Lecavalier, 33, gives the Flyers some much-needed size -- he's 6-foot-4 -- and he’s gotten progressively better in his faceoff percentage in recent years as he's gotten older, winning draws at a 54 percent clip last season even though his ice time has dropped from a peak of 23 minutes per game in 2008 to 18 per game last season.
Since 2007-08, and not including last year’s lockout-shortened season, Lecavalier has averaged 28 goals and 66 points. Not too shabby.
But here's the bad part: His contract negatively impacts the Flyers in several ways.
The Flyers, who are overstocked with centers once again even after buying out Danny Briere, will need to clear some cap space. Prior to this deal, they had about $4.1 million of room for the coming season, according to Capgeek.com.
They are in the negative for more than $300,000 right now. Remember, Chris Pronger’s salary remains on the cap until October. That’s the earliest he can be designated LTIR (long-term injury reserve).
Lecavalier is no longer the 50-goal scorer he was in 2006-07, but he certainly has enough goals left in his stick to halve that total for a Flyers team that was starved for goals many times last season (2.7 per game).
Ten teams were seriously in the hunt for Lecavalier. By Tuesday afternoon, two of the favorites -- Dallas and Detroit -- had been eliminated, leaving many observers to believe that Lecavalier was headed to Boston.
All along, several people at different levels of the Flyers organization admitted they had no real “feeling” for how Lecavalier was leaning after meeting him last Saturday in New York, prior to the draft.
“We're getting a real quality guy,” one club source said. “We're really impressed with him. He loves our city.”
Obviously, coach Peter Laviolette now has another log jam at center.
Claude Giroux, Brayden Schenn, Sean Couturier, Max Talbot -- who’s been more wing than center here -- and now Lecavalier.
For two weeks, the Flyers have been listening and also shopping defenseman Braydon Coburn.
Essentially need Coburn’s cap money to afford Lecavalier.

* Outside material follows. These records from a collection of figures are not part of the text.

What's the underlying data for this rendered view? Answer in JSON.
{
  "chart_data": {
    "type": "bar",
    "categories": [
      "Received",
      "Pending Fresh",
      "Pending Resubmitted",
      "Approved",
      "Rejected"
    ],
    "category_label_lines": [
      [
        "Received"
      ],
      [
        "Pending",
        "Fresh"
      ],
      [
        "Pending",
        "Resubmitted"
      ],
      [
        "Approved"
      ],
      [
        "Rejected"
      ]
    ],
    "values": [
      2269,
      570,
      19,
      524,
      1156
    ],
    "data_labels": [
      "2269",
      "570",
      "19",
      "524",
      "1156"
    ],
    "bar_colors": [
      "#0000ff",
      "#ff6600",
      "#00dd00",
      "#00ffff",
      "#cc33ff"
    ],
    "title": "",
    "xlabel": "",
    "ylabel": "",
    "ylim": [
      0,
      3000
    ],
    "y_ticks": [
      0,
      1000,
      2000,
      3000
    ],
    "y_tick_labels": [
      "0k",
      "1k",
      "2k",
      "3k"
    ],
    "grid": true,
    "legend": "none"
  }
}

Coburn earns $4.5 million against the cap.
If not that, the Flyers could move Andrej Meszaros, who earns $4 million against the cap.
Yet, for the Flyers to lose Coburn on a suspect back end is unnerving because, if it’s Coburn, then Meszaros -- who has been an injury wreck for a year now -- needs to be fully healthy to take those minutes unless replaced.

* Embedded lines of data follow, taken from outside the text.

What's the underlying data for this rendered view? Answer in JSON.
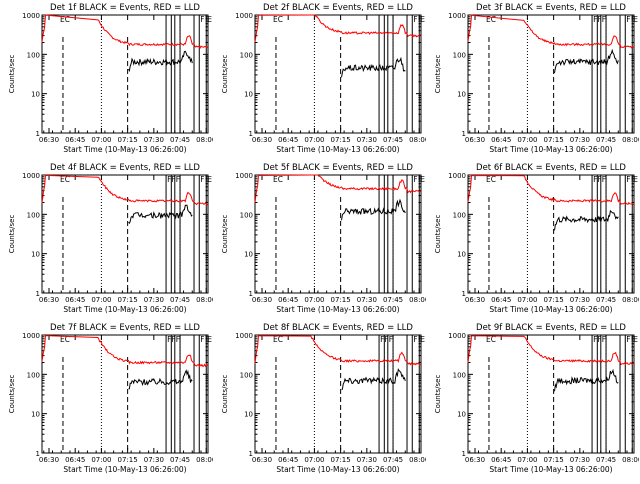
{
  "chart_data": {
    "type": "line",
    "x_axis_label": "Start Time (10-May-13 06:26:00)",
    "x_tick_labels": [
      "06:30",
      "06:45",
      "07:00",
      "07:15",
      "07:30",
      "07:45",
      "08:00"
    ],
    "x_range_minutes": [
      0,
      95
    ],
    "y_axis_label": "Counts/sec",
    "y_scale": "log",
    "y_range": [
      1,
      1000
    ],
    "y_tick_labels": [
      "1",
      "10",
      "100",
      "1000"
    ],
    "colors": {
      "events": "#000000",
      "lld": "#ff0000"
    },
    "panels": [
      {
        "title": "Det 1f BLACK = Events, RED = LLD",
        "labels": [
          "EC",
          "F",
          "E"
        ],
        "events_level": 65,
        "lld_level": 180,
        "bursts_min": [
          71,
          74,
          76,
          79,
          87,
          90,
          94
        ]
      },
      {
        "title": "Det 2f BLACK = Events, RED = LLD",
        "labels": [
          "EC",
          "F",
          "E"
        ],
        "events_level": 45,
        "lld_level": 350,
        "bursts_min": [
          71,
          74,
          76,
          79,
          87,
          90,
          94
        ]
      },
      {
        "title": "Det 3f BLACK = Events, RED = LLD",
        "labels": [
          "EC",
          "FFF",
          "F",
          "E"
        ],
        "events_level": 65,
        "lld_level": 180,
        "bursts_min": [
          71,
          74,
          76,
          79,
          87,
          90,
          94
        ]
      },
      {
        "title": "Det 4f BLACK = Events, RED = LLD",
        "labels": [
          "EC",
          "FFF",
          "F",
          "E"
        ],
        "events_level": 95,
        "lld_level": 220,
        "bursts_min": [
          71,
          74,
          76,
          79,
          87,
          90,
          94
        ]
      },
      {
        "title": "Det 5f BLACK = Events, RED = LLD",
        "labels": [
          "EC",
          "F",
          "E"
        ],
        "events_level": 120,
        "lld_level": 450,
        "bursts_min": [
          71,
          74,
          76,
          79,
          87,
          90,
          94
        ]
      },
      {
        "title": "Det 6f BLACK = Events, RED = LLD",
        "labels": [
          "EC",
          "FFF",
          "F",
          "E"
        ],
        "events_level": 75,
        "lld_level": 220,
        "bursts_min": [
          71,
          74,
          76,
          79,
          87,
          90,
          94
        ]
      },
      {
        "title": "Det 7f BLACK = Events, RED = LLD",
        "labels": [
          "EC",
          "FFF",
          "F",
          "E"
        ],
        "events_level": 65,
        "lld_level": 200,
        "bursts_min": [
          71,
          74,
          76,
          79,
          87,
          90,
          94
        ]
      },
      {
        "title": "Det 8f BLACK = Events, RED = LLD",
        "labels": [
          "EC",
          "FFF",
          "F",
          "E"
        ],
        "events_level": 70,
        "lld_level": 220,
        "bursts_min": [
          71,
          74,
          76,
          79,
          87,
          90,
          94
        ]
      },
      {
        "title": "Det 9f BLACK = Events, RED = LLD",
        "labels": [
          "EC",
          "FFF",
          "F",
          "E"
        ],
        "events_level": 70,
        "lld_level": 220,
        "bursts_min": [
          71,
          74,
          76,
          79,
          87,
          90,
          94
        ]
      }
    ]
  }
}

Holmgren can pick up another $1.43 million in cap room by removing Bruno Gervais and Marc-Andre Bourdon on the blue line.

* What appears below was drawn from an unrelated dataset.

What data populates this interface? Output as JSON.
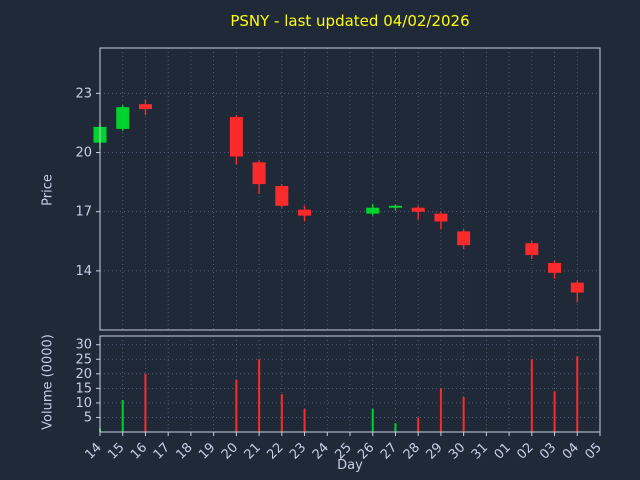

Looming even larger as a trickle-down issue off the Lecavalier deal is that the Flyers still don’t have a veteran goalie to supplement young Steve Mason in net.
Ilya Bryzgalov was bought out last week.
Right now, the Flyers need to find a veteran goalie who can be comfortable paired with Mason at a very cheap price.
Going that route -- cheap -- Johan Hedberg of the New Jersey Devils makes sense because after acquiring Cory Schneider this past weekend, Devils GM Lou Lamoriello now has to get rid of Hedberg.
The thing is, Lamoriello has never done a deal with Holmgren, likely because of the intense Philly-Jersey rivalry in the Atlantic Division.
Regardless, the Flyers now have considerably less cash to spend on a goalie and it’s a position they still need to fortify. Unless … they lose serious money on the defense, which represents $32.2 million of the club’s $64.3 million allowed cap space.
As the Stanley Cup Finals continually reminds us, goals against is usually far more significant than goals scored.
Defensively, between the blue line and goal, the Flyers still have gaps to be filled even after Lecavalier’s acquisition.